Saturday, May 22, 2010

May 20th 6:26 pm

Removing the mass was a relatively minor operation. The next week was preparing for the next phase much different from the first. Spreading, it would enter into the lymph glands and nodes that were on the front side of the spine.

A twelve-hour operation with two teams and an incision starting just below the heart traveling down, five inches past the navel.

Waking up there was white light, desert mouth and intense pain. There was no liquid they would give. Morphine slowly cascaded from shoulders to arms. ed Unable to raise my head, a hand investigated the incision, there seemed to be a harden cast covering the entire abdomen.

There was a stomach pump, it seems the intestines do not like to be touched by human hands and so they cease to function. It was expected, nothing to worry about. Until the days had passed longer than they wished.

Patience worn off. They pulled the tube and started feeding me. My parents had stayed in the two-bed room. Other patients would come and go on the other side of the drawn curtain. At night dad slept in a chair by the bed and mom down the hall in a waiting room. It was a time they could go home and get some sleep.

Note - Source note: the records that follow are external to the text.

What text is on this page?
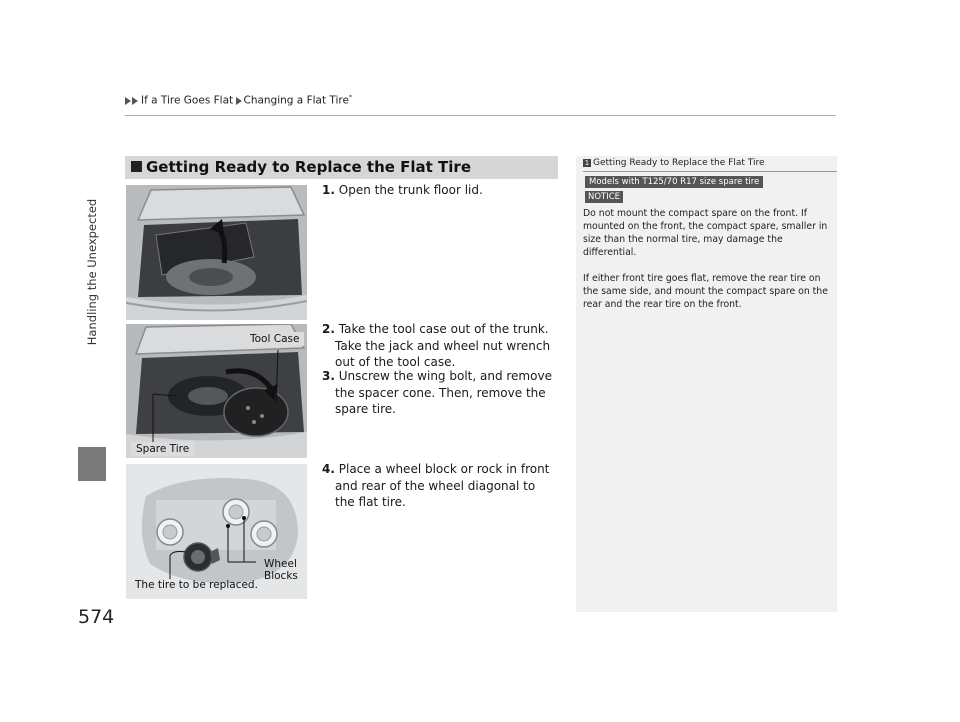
If a Tire Goes Flat Changing a Flat Tire*
Handling the Unexpected
574
Getting Ready to Replace the Flat Tire
Tool Case
Spare Tire
Wheel
Blocks
The tire to be replaced.
1. Open the trunk floor lid.
2. Take the tool case out of the trunk. Take the jack and wheel nut wrench out of the tool case.
3. Unscrew the wing bolt, and remove the spacer cone. Then, remove the spare tire.
4. Place a wheel block or rock in front and rear of the wheel diagonal to the flat tire.
1 Getting Ready to Replace the Flat Tire
Models with T125/70 R17 size spare tire
NOTICE
Do not mount the compact spare on the front. If mounted on the front, the compact spare, smaller in size than the normal tire, may damage the differential.
If either front tire goes flat, remove the rear tire on the same side, and mount the compact spare on the rear and the rear tire on the front.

There was pain I told the nurses, only gas they said. Eat and you will feel better. When it was vomited up, they came in with a narcotic cocktail that I have no words to describe. The cascade came as it usually did, but with much more intensity. It had been maybe three weeks and I looked like death warmed over, with the cocktail there was total peace and calm.

My mother had told me, when she was bleeding profusely during one of her miscarriages and had lost so much blood she was unable to move. “If the building was to burn there was nothing I could do”, she said. Completely helpless. And so it was.

In the days to come, there was muffled talk in the hallway. They may have to go back in.

But yet it was not to be.

Just short of a month I was driven home. Before my weight was 140, leaving it was 115, arms blue and black from blood draws and the steel IV needles they don’t use today.

The cancer was not to show it’s face again, but as the years began to blend into one another it became self evident that I would never have a child of my own.